Musings on my thrift store obsession.

I have summers off. Which is AWESOME. Seriously, why aren’t we all public school employees? (Oh, wait, I’m remembering our last staff meeting and all the bureaucratic crap involved with working for a big school district. Never mind.) This summer I got into the habit of hittingĀ  thrift stores on a regular basis. Like, every day. And, if I’m being honest, which is necessary when you’re admitting that you have a problem, there were a few times that I hit one thrift store TWICE in one day. And I realized that to get the really good stuff, you have to be that vigilant and regular. Here’s something I found when I was making regular rounds to the Salvation Army in my neighborhood:

clockIt’s a19th century or early 20th century Ansonia clock. It was thrown in a shopping cart, along with a lot of other crap that was about to be put out on the shelves. It was marked $4.95. Honestly, I felt like a thief as I scurried up to the register with it cradled in my arms. I mean, it’s not my style, and the color is ridiculous, but I’m capable of appreciating its beauty even if it’s not quite to my taste. The inner workings were broken (the clock didn’t work) but the housing was perfect — just in stunning shape, which is really rare for my stupid neighborhood Salvation Army, who consistently enrages me by breaking things as they’re shelving them. Seriously, if I see one more awesome cookie jar whose lid was broken by a lazy employee I might scream. I ended up selling this on eBay for over $300. Had I not been in the store at that exact moment, I would have missed out on it! Which was the real beginnings of my thrift store obsession — I just can’t help but think about what I’m missing out on at any given moment. I do that at yard sales, too — if I hit a really good one late in the morning, I can’t be 100% happy with my scores because I can’t stop thinking about what I’ve missed out on!

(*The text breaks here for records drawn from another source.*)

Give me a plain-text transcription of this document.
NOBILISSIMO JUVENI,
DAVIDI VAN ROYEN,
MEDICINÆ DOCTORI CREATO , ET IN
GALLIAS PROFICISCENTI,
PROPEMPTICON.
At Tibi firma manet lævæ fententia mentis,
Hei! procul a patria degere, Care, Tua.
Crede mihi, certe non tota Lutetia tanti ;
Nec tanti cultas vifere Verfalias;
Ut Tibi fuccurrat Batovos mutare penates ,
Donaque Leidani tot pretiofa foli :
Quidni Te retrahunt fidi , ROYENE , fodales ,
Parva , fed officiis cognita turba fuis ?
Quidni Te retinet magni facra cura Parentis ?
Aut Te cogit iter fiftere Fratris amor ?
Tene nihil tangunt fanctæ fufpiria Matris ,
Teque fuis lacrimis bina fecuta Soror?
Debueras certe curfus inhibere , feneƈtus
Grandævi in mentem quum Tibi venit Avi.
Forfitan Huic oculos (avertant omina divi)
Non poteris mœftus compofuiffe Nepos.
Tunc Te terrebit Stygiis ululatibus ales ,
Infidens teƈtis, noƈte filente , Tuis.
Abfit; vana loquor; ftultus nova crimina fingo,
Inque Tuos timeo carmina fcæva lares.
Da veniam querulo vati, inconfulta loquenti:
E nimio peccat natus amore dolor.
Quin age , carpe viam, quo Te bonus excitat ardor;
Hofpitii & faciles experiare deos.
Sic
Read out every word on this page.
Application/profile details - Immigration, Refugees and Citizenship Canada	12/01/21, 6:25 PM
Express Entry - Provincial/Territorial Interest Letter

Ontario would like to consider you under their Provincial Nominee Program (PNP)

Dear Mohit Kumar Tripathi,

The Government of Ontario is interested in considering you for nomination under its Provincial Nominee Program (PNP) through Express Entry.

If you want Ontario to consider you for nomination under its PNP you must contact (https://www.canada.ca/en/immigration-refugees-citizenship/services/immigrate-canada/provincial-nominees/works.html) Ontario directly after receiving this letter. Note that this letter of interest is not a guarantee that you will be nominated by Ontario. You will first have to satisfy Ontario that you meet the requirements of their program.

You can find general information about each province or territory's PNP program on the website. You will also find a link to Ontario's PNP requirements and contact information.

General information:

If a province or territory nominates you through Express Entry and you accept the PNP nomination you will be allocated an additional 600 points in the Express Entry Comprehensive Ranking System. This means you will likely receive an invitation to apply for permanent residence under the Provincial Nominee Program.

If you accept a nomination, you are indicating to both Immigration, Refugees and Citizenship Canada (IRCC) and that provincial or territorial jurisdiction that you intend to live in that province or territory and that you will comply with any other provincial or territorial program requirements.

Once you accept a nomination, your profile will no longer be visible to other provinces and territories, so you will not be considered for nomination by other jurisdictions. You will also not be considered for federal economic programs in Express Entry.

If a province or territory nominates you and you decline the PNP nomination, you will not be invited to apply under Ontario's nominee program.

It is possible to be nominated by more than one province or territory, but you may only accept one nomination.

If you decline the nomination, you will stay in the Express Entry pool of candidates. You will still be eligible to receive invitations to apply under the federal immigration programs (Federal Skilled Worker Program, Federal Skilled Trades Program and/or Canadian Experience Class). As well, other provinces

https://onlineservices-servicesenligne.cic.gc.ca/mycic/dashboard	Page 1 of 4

But that’s my sickness, and there’s only so much therapy and drugs can do. There are people who actually bribe Sally employees to save the good stuff in the back for them, and there are people who show up hours early and knock on doors for yard sales, and there are people who use the Internet to find out the phone numbers of people having sales the next morning and call to see if they can show up days before — and I’m never going to be those people. I’ll sit in my car and wait ten minutes if I show up early to a sale, even if it looks like they’re ready for business. I’m just never going to have that killer instinct, even if I manage to make a business with this! And I’m okay with that. Regrets, I can live with. Rudeness, I cannot.